Aug. 16 (Bloomberg) -- Philippine taxes on imports of spirits such as whiskey and brandy made by Brown-Forman Corp. and Pernod Ricard SA are illegal, the World Trade Organization ruled, upholding complaints by the U.S. and the European Union.
Yesterday’s ruling may help European and U.S. companies boost their share of the Philippines’ $3 billion liquor market. WTO judges in Geneva rejected the Philippines’ argument that imported liquor such as Jim Beam whiskey, Brandy de Jerez and Southern Comfort don’t compete with locally made distilled spirits and therefore different taxes based on the raw material used to make the liquor should be legal.
The Philippines applies a lower tax rate on sugar and palm-based drinks produced within the country. Levies on foreign spirits in some cases may be almost 50 times higher than those on domestic liquor, according to the EU. The Philippines should revise its tax to meet its WTO obligations, a panel of judges said in a ruling posted on the trade arbiter’s website.
“We urge the Philippine government to comply swiftly with the panel’s recommendations and rulings, and level the playing field for our exports immediately,” U.S. Trade Representative Ron Kirk said yesterday in a statement.
Philippines to Appeal
The Philippines will appeal the ruling, Finance Undersecretary Gil Beltran said in a phone interview today. The liquor industry “will file a motion for reconsideration immediately with the help of the government,” he said.
Members of the Distilled Spirits Association of the Philippines produced 66 million cases of liquor last year with gross sales of almost 50 billion pesos ($1.2 billion), according to the organization. The association said today that WTO judges failed to “seriously and carefully analyze the Philippines’ basic defenses.”
Ginebra San Miguel Inc., the Philippines’ biggest distiller by sales, was unchanged at 28 pesos at the noon close of trading in Manila. Ginebra is a unit of San Miguel Corp., the country’s largest listed company by sales.
The 27-nation EU, the world’s biggest liquor exporter with sales overseas exceeding 7 billion euros ($10 billion) last year, shipped 16.5 million euros of spirits to the Philippines in 2010, down from almost 37 million euros in 2004, according to the European Commission in Brussels. Trade between the two economies was worth 9.1 billion euros last year.
“The discriminatory taxation system has led to a decline of overall consumption of imported spirits of 1 percent since 2005, while consumption of local spirits has grown over 8 percent in the same period,” according to the commission.
U.S. distilled-spirits exports worldwide averaged more than $1 billion a year from 2006 through 2009. Philippine imports of liquor haven’t exceeded 5 percent of total sales of spirits in the nation since 2003.
“The panel report is the confirmation of what is a clear case of tax discrimination which has been and still is an important obstacle to imports into the Philippines,” John Clancy, the EU’s trade spokesman, said yesterday in a statement.
The drop in U.S. and European liquor exports “cannot be attributed to our taxation system, but is due to many factors such as sluggish economy, low purchasing power and inflation,” said Olivia Limpe-Aw, president of the Philippines spirits lobby.
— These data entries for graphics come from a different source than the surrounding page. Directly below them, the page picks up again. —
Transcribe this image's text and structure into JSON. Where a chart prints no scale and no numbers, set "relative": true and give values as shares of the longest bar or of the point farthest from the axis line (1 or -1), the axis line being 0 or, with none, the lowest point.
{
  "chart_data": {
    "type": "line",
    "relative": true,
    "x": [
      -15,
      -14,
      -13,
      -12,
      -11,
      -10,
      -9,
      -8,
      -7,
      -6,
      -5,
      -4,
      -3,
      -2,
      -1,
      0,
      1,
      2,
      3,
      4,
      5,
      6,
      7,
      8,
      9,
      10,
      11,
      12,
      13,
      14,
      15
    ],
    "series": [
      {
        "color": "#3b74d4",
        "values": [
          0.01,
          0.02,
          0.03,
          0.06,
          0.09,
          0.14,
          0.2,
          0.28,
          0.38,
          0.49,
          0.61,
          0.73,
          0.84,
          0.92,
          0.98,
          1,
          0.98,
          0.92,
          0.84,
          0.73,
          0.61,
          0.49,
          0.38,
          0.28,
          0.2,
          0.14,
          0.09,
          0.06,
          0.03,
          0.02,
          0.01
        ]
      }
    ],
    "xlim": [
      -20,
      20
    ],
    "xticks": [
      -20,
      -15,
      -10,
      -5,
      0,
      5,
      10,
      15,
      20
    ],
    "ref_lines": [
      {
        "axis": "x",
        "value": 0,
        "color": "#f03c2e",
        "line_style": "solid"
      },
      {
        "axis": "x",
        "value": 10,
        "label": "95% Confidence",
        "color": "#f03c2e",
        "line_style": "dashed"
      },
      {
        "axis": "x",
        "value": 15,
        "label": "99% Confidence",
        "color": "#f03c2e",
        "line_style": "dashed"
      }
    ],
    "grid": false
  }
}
Domestic spirits also had lower consumption this year, she said.
Brown-Forman rose 0.8 percent to $68.58 in New York trading yesterday while Pernod Ricard lost 1.5 percent to 62 euros at 11 a.m. in Paris today. Remy Cointreau SA fell 1.9 percent to 58.71 euros and Diageo Plc, the maker of Johnnie Walker scotch and Smirnoff vodka, slipped 1.4 percent to 1,173 pence in London.
The EU lodged its complaint at the WTO in July 2009 and the U.S. followed six months later. According to industry statistics cited by the Trade Representative’s Office, U.S. distilled-spirits companies contributed to more than $113 billion of economic activity and more than 1.2 million jobs in 2007.